A team of presenters from the University of Minnesota described the robust IPE program that the school has put in place in the last few years, and Mr. Jeffrey S. Ogden, Chief Administrative Officer for University of Minnesota School of Dentistry, attempted to quantify its financial impact. As he pointed out, this is easier said than done because each health professions school within the university uses a different accounting system. He has come to some conclusions about the costs and benefits of IPE.
While IPE may be central to an institution's mission, it is difficult to justify financially. The burden of coordinating scheduling across multiple campuses and the revenue lost from increased educational use of hospital resources both bring short-term costs. Mr. Ogden anticipates that IPE will generate a long-term return on investment resulting from fewer patient complaints about their care. In the interim, universities can introduce IPE inexpensively by taking advantage of resources that are already in place. Strategies include:
- identifying a leader to manage the IPE initiative who is already on staff (the person’s salary is already part of the budget)

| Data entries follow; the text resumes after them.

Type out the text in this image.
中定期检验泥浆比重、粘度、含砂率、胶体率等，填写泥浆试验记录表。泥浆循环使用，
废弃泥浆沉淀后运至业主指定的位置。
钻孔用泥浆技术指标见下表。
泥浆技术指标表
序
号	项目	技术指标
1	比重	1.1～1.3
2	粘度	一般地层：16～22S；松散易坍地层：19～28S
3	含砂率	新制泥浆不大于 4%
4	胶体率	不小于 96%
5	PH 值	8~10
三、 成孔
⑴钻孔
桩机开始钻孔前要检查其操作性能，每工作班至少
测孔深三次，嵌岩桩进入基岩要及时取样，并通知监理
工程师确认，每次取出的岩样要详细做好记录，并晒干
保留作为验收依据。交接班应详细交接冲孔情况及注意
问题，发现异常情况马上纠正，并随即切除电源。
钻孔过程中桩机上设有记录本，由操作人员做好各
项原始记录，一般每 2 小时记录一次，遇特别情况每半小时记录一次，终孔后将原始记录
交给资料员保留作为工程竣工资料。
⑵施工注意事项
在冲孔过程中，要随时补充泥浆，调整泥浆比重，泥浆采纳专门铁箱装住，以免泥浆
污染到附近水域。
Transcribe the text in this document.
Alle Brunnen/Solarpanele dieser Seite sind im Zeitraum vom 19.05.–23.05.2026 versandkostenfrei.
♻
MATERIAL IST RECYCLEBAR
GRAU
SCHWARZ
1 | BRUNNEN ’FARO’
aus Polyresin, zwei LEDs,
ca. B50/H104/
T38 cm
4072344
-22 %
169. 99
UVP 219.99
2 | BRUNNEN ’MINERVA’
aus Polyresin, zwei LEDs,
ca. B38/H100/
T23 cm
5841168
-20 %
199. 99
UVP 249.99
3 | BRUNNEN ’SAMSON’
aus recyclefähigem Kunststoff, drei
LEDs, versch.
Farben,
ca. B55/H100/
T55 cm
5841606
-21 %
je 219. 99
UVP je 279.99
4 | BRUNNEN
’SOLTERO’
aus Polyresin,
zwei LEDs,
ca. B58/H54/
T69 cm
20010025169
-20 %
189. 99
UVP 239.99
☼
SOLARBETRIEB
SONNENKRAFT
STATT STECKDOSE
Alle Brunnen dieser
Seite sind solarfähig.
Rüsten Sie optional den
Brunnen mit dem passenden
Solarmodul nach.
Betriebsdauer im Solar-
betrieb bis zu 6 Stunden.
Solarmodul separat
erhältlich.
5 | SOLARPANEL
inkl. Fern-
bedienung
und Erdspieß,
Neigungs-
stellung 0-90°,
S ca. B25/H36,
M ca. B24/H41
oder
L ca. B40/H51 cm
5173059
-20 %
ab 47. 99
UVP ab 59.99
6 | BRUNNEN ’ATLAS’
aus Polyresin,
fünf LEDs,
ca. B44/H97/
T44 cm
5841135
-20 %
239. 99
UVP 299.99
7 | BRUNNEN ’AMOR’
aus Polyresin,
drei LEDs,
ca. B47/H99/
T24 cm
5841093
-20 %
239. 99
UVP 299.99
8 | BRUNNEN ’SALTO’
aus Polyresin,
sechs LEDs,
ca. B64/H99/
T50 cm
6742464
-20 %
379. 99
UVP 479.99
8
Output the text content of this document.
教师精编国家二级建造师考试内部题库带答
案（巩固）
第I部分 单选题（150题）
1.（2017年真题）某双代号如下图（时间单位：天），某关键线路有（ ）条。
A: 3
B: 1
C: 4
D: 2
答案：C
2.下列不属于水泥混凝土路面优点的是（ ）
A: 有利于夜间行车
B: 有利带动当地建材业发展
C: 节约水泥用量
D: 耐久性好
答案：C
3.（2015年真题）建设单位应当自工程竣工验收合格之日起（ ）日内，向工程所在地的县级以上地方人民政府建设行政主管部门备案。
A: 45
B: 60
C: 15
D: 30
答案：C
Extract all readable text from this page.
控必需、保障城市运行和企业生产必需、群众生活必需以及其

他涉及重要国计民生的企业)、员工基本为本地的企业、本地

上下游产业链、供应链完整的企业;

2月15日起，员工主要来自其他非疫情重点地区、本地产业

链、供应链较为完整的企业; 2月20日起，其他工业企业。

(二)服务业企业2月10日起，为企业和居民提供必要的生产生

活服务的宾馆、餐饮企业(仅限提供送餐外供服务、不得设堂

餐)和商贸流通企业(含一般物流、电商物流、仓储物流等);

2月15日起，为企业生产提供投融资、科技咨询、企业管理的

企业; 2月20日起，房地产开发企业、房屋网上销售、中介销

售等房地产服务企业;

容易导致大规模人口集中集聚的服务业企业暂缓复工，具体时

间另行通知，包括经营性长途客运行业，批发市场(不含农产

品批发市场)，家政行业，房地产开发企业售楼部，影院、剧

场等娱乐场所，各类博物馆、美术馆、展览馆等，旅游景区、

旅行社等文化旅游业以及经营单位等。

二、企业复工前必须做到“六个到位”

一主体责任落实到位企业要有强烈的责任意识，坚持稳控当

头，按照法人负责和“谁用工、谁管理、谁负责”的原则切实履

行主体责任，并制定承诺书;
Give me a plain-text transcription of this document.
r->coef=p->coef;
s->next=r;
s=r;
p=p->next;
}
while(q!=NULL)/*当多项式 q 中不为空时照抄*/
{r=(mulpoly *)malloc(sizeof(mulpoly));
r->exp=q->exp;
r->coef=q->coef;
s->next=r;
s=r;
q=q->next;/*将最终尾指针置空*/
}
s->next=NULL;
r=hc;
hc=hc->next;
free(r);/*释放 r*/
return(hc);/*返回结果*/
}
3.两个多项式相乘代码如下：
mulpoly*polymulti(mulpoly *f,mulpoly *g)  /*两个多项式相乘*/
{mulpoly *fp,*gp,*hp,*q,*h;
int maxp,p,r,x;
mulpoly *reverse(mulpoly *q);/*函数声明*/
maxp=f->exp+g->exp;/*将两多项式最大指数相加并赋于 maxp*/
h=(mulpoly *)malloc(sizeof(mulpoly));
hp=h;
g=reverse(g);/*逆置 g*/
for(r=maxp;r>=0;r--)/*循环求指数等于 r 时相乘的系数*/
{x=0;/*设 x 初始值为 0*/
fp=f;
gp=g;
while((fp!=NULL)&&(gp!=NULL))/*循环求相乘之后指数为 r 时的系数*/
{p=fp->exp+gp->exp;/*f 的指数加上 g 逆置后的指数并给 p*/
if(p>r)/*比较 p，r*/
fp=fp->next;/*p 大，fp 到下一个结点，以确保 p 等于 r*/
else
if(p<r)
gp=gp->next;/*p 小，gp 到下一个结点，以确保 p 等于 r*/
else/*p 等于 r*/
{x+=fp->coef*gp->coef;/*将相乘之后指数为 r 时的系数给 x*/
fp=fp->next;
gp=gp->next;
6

- working with Area Health Education Centers (AHECs; they have an independent budgets, and IPE is part of their mission)
- taking advantage of simulation labs within the academic health center
- adapting existing courses in coordination with other health professions schools rather than adding on new ones
Mr. Ogden pointed out that AHECs also provide a great opportunity to demonstrate the benefits of IPE outside the urban centers where most academic health centers are located and to build support among rural legislators for IPE programs.